1. **Problem Statement:** Calculate the accumulated value (Future Value) of an investment of $400 with an interest rate of 5% compounded $N$ times over a certain time period.
2. **Formula Used:** The Future Value (FV) formula for compound interest is:
$$FV = PV \times \left(1 + \frac{i}{N}\right)^{N \times t}$$
where:
- $PV$ is the present value (initial investment), here $400$
- $i$ is the annual interest rate (decimal), here $0.05$
- $N$ is the compounding frequency per year
- $t$ is the time in years
3. **Given:**
- $PV = 400$
- $i = 0.05$
- $N$ and $t$ are not explicitly given, so we cannot calculate a numeric FV without these values.

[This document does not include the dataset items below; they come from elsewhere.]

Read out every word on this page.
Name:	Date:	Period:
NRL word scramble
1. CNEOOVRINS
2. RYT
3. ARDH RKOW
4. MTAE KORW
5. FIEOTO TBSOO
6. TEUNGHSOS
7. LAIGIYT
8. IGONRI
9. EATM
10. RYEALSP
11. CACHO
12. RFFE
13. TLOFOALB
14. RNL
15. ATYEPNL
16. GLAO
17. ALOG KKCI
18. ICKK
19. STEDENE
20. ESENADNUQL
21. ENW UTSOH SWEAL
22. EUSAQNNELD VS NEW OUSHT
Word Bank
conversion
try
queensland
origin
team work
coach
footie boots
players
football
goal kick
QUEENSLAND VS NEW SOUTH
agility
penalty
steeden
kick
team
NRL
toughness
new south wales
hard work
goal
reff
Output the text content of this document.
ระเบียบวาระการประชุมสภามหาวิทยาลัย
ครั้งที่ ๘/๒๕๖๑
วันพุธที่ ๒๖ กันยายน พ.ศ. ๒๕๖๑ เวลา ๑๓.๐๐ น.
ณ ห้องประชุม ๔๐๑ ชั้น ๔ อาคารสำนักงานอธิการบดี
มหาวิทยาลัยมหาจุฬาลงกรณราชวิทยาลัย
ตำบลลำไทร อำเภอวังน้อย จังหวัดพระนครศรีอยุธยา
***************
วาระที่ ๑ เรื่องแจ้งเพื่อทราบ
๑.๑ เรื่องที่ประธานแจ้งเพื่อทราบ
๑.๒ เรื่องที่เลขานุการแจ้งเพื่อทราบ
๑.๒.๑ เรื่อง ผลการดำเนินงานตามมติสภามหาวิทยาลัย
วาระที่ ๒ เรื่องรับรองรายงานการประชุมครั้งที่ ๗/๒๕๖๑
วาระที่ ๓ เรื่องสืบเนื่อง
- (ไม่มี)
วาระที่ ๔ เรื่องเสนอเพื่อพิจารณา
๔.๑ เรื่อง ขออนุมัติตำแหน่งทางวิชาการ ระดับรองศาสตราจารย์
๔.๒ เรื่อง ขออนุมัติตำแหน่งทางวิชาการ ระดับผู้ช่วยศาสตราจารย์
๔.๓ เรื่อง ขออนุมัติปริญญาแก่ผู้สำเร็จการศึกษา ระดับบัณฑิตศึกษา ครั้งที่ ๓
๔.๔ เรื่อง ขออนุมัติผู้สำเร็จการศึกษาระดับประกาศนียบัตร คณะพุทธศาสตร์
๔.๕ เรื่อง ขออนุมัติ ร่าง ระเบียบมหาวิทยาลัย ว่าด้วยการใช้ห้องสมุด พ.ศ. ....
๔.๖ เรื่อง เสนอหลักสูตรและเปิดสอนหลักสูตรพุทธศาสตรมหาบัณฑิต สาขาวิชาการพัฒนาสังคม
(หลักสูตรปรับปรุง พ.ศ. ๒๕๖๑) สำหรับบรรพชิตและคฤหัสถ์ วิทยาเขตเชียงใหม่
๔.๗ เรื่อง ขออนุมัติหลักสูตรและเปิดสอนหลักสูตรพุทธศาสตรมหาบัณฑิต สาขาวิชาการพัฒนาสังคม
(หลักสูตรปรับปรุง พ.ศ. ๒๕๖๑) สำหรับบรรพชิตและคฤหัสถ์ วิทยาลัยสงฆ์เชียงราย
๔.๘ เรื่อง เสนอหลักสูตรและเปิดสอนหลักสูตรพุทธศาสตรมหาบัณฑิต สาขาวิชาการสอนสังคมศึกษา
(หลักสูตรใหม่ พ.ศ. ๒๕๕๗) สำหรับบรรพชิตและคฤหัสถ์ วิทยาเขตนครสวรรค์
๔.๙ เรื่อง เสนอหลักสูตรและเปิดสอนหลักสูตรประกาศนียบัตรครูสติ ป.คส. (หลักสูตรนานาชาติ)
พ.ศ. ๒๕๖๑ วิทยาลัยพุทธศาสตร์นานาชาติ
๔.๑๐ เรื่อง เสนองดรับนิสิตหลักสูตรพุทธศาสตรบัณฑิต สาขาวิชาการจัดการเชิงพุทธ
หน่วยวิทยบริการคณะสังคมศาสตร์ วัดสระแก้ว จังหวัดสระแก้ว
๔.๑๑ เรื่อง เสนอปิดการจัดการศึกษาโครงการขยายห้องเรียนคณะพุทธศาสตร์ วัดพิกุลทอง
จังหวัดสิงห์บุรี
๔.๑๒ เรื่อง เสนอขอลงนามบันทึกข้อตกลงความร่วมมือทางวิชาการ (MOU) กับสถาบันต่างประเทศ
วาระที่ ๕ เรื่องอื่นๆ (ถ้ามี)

4. **Explanation:** To find the accumulated value, you need to know how many times the interest is compounded per year ($N$) and the total number of years ($t$). The total number of compounding periods is $N \times t$.
5. **If $N$ and $t$ were given, for example $N=12$ (monthly) and $t=5$ years, then:
$$FV = 400 \times \left(1 + \frac{0.05}{12}\right)^{12 \times 5}$$
6. **Intermediate step:**
$$FV = 400 \times \left(1 + 0.0041667\right)^{60} = 400 \times (1.0041667)^{60}$$
7. **Calculate:**
$$FV = 400 \times 1.28368 = 513.47$$
8. **Final answer:** The accumulated value after 5 years with monthly compounding at 5% interest is approximately $513.47$.
**Note:** Without specific values for $N$ and $t$, the exact FV cannot be calculated.